The legend in boxing is coming off the canvas to win. How about getting out of a hospital bed? Bettencourt was going to withdraw from the Nationwide Tour Championship last year, so grievously was he suffering. Doctors were puzzled at first, then diagnosed kidney stones. They nursed him to his feet, and next day he shows up on the first tee and goes on to win. That capped a drive of four top-5 finishes in his last six events that carried him to the top of the Nationwide money list ($447,863) and a spot in the big time, the PGA Tour, where he’s just been schlepping along. 
 
“It hasn’t gone as well as expected,” Bettencourt conceded. There was the adjustment – lots of different courses, big crowds and the like, and mostly the grass. “I grew up playing on bent grass,” he said. But he got an almost steady diet of Bermuda grass, which meant grainy texture that takes some getting used to. Muirfield Village, perhaps significantly, is of bent grass, as was Quail Hollow.
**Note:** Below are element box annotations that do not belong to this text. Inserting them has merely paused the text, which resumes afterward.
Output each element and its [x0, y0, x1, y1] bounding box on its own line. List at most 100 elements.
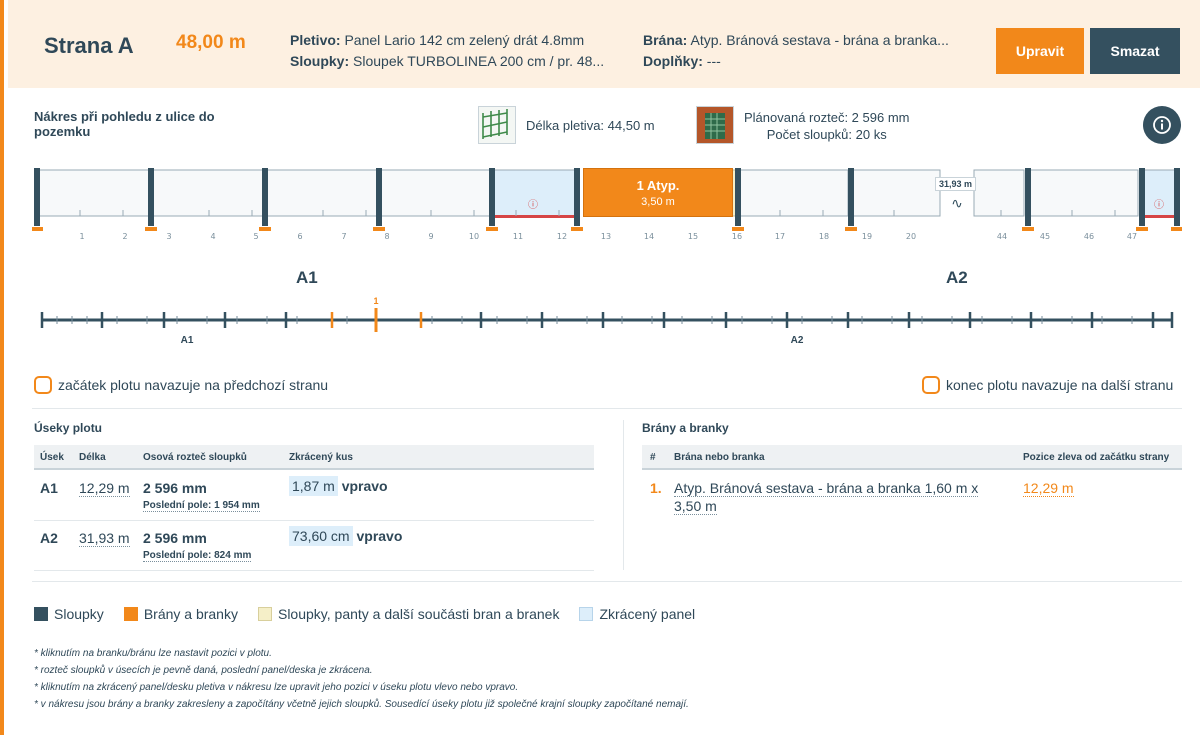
legend-item: Sloupky	[34, 606, 104, 622]
gate-width: 3,50 m	[641, 196, 675, 208]
svg-text:18: 18	[819, 232, 829, 241]
fence-side-card: Strana A 48,00 m Pletivo: Panel Lario 14…	[0, 0, 1200, 735]
overview-label-a1: A1	[181, 335, 194, 346]
warning-icon: ⓘ	[1154, 199, 1164, 211]
checkbox-box[interactable]	[922, 376, 940, 394]
segment-last-field: Poslední pole: 824 mm	[143, 550, 252, 562]
mesh-value: Panel Lario 142 cm zelený drát 4.8mm	[344, 32, 585, 48]
col-position: Pozice zleva od začátku strany	[1023, 452, 1170, 463]
svg-text:16: 16	[732, 232, 742, 241]
svg-text:7: 7	[341, 232, 346, 241]
col-length: Délka	[79, 452, 106, 463]
legend-swatch	[123, 607, 138, 621]
legend-item: Zkrácený panel	[579, 606, 695, 622]
svg-text:4: 4	[210, 232, 215, 241]
edit-button[interactable]: Upravit	[996, 28, 1084, 74]
svg-text:11: 11	[513, 232, 523, 241]
legend-item: Sloupky, panty a další součásti bran a b…	[257, 606, 559, 622]
notes: * kliknutím na branku/bránu lze nastavit…	[34, 645, 689, 713]
side-materials: Pletivo: Panel Lario 142 cm zelený drát …	[290, 30, 604, 72]
segment-id: A1	[40, 480, 58, 496]
cut-value[interactable]: 73,60 cm	[289, 526, 353, 546]
segment-cut[interactable]: 73,60 cm vpravo	[289, 526, 403, 546]
svg-text:8: 8	[384, 232, 389, 241]
segment-length[interactable]: 31,93 m	[79, 530, 130, 547]
gate-position[interactable]: 12,29 m	[1023, 480, 1074, 497]
drawing-title: Nákres při pohledu z ulice do pozemku	[34, 109, 215, 139]
segments-table-header: Úsek Délka Osová rozteč sloupků Zkrácený…	[34, 445, 594, 470]
svg-text:2: 2	[122, 232, 127, 241]
gate-name[interactable]: Atyp. Bránová sestava - brána a branka 1…	[674, 480, 979, 497]
gate-block[interactable]: 1 Atyp. 3,50 m	[583, 168, 733, 217]
segment-cut[interactable]: 1,87 m vpravo	[289, 476, 388, 496]
side-gates-info: Brána: Atyp. Bránová sestava - brána a b…	[643, 30, 949, 72]
info-icon[interactable]	[1143, 106, 1181, 144]
overview-label-a2: A2	[791, 335, 804, 346]
mesh-thumbnail	[478, 106, 516, 144]
break-length-label: 31,93 m	[935, 177, 977, 191]
gates-title: Brány a branky	[642, 421, 729, 435]
gate-value: Atyp. Bránová sestava - brána a branka..…	[690, 32, 949, 48]
side-title: Strana A	[44, 33, 134, 58]
tables-divider	[623, 420, 624, 570]
note: * kliknutím na zkrácený panel/desku plet…	[34, 682, 519, 693]
legend-swatch	[579, 607, 594, 621]
col-segment: Úsek	[40, 452, 64, 463]
divider	[32, 581, 1182, 582]
svg-text:47: 47	[1127, 232, 1137, 241]
svg-text:17: 17	[775, 232, 785, 241]
side-header: Strana A 48,00 m Pletivo: Panel Lario 14…	[8, 0, 1200, 88]
segments-title: Úseky plotu	[34, 421, 103, 435]
post-info: Plánovaná rozteč: 2 596 mm Počet sloupků…	[744, 109, 909, 143]
legend: Sloupky Brány a branky Sloupky, panty a …	[34, 606, 715, 622]
svg-text:1: 1	[79, 232, 84, 241]
section-label-a1: A1	[296, 268, 318, 287]
overview-gate-marker[interactable]: 1	[373, 296, 378, 306]
divider	[32, 408, 1182, 409]
col-cut: Zkrácený kus	[289, 452, 353, 463]
cut-side: vpravo	[356, 528, 403, 544]
svg-text:3: 3	[166, 232, 171, 241]
svg-text:20: 20	[906, 232, 916, 241]
break-icon: ∿	[951, 196, 963, 212]
table-row[interactable]: 1. Atyp. Bránová sestava - brána a brank…	[642, 471, 1182, 521]
checkbox-box[interactable]	[34, 376, 52, 394]
section-label-a2: A2	[946, 268, 968, 287]
mesh-label: Pletivo:	[290, 32, 341, 48]
segment-length[interactable]: 12,29 m	[79, 480, 130, 497]
note: * v nákresu jsou brány a branky zakresle…	[34, 699, 689, 710]
segment-spacing: 2 596 mm	[143, 530, 207, 546]
svg-text:10: 10	[469, 232, 479, 241]
svg-text:6: 6	[297, 232, 302, 241]
table-row: A2 31,93 m 2 596 mm Poslední pole: 824 m…	[34, 521, 594, 571]
gate-name-cont[interactable]: 3,50 m	[674, 498, 717, 515]
col-gate: Brána nebo branka	[674, 452, 765, 463]
legend-item: Brány a branky	[123, 606, 238, 622]
gates-table-header: # Brána nebo branka Pozice zleva od začá…	[642, 445, 1182, 470]
svg-text:44: 44	[997, 232, 1007, 241]
extras-value: ---	[706, 53, 721, 69]
warning-icon: ⓘ	[528, 199, 538, 211]
svg-text:14: 14	[644, 232, 654, 241]
svg-text:15: 15	[688, 232, 698, 241]
start-continues-checkbox[interactable]: začátek plotu navazuje na předchozí stra…	[34, 376, 328, 394]
svg-text:19: 19	[862, 232, 872, 241]
end-continues-checkbox[interactable]: konec plotu navazuje na další stranu	[922, 376, 1173, 394]
posts-label: Sloupky:	[290, 53, 350, 69]
fence-overview-line: 1 A1 A2	[40, 296, 1174, 346]
segment-spacing: 2 596 mm	[143, 480, 207, 496]
svg-text:13: 13	[601, 232, 611, 241]
table-row: A1 12,29 m 2 596 mm Poslední pole: 1 954…	[34, 471, 594, 521]
segment-last-field: Poslední pole: 1 954 mm	[143, 500, 260, 512]
extras-label: Doplňky:	[643, 53, 703, 69]
legend-swatch	[34, 607, 48, 621]
svg-text:46: 46	[1084, 232, 1094, 241]
cut-value[interactable]: 1,87 m	[289, 476, 338, 496]
post-numbers: 1 2 3 4 5 6 7 8 9 10 11 12 13 14 15 16 1…	[79, 232, 1137, 241]
mesh-length: Délka pletiva: 44,50 m	[526, 118, 655, 133]
legend-swatch	[257, 607, 272, 621]
note: * kliknutím na branku/bránu lze nastavit…	[34, 648, 272, 659]
svg-text:5: 5	[253, 232, 258, 241]
delete-button[interactable]: Smazat	[1090, 28, 1180, 74]
col-spacing: Osová rozteč sloupků	[143, 452, 247, 463]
And so he has shot 71-68-68 and is at 9-under 207, a shot in the lead, with such presences as Tiger Woods, Jim Furyk and Geoff Ogilvy reaching for him. It’s at such times that rookies spring leaks. Bettencourt issued the standard disclaimer. 
 
“I can’t control what they do at all,” he said. “I can only play the golf course. Go out and give it my best and have a smile on my face. 
 
It was an eventual 68 he manufactured Saturday – a bogey at No. 3 followed by four straight birdies, a bogey at the 10th followed by two more birdies, and then a closing stretch where he seemed on the brink of rookie collapse only to right himself. 
 
The bogey at the 363-yard, par-4 14th, a vexing hole with a stream in front that demands the golfer use the correct club off the tee. Bettencourt, 5-feet-11 and 180 pounds, said the strength of his game is his length. So it would seem. 
 
Bettencourt’s tee shot ended up just over the crest of the edge of the bank, heading down to the water. “It’s 282 yards to the water,” he said. “I hit 3-iron.” 
 
From an awkward stance and out of deep grass, he almost ruined his round. He banged a wedge across the green and bogeyed. Unfazed, he birdied the par-5 15th, hitting his approach to the back of the green, about 80 feet from the pin, then curling his first putt up snug and tapping in. 
 
He birdied the 17th, then at the 444-yard 18th, he put his tee shot into some awfully deep rough, which cost him a bogey. 
 
“I hit the wrong club off the tee,” he said.” I hit 3-wood and went 350 yards.” 
 
He can have those tales for his grandkids some day, along with the one about how he went out in the fourth round of the Memorial Tournament with the hounds after him, and he … 
 
But that part of the story hasn’t be written yet.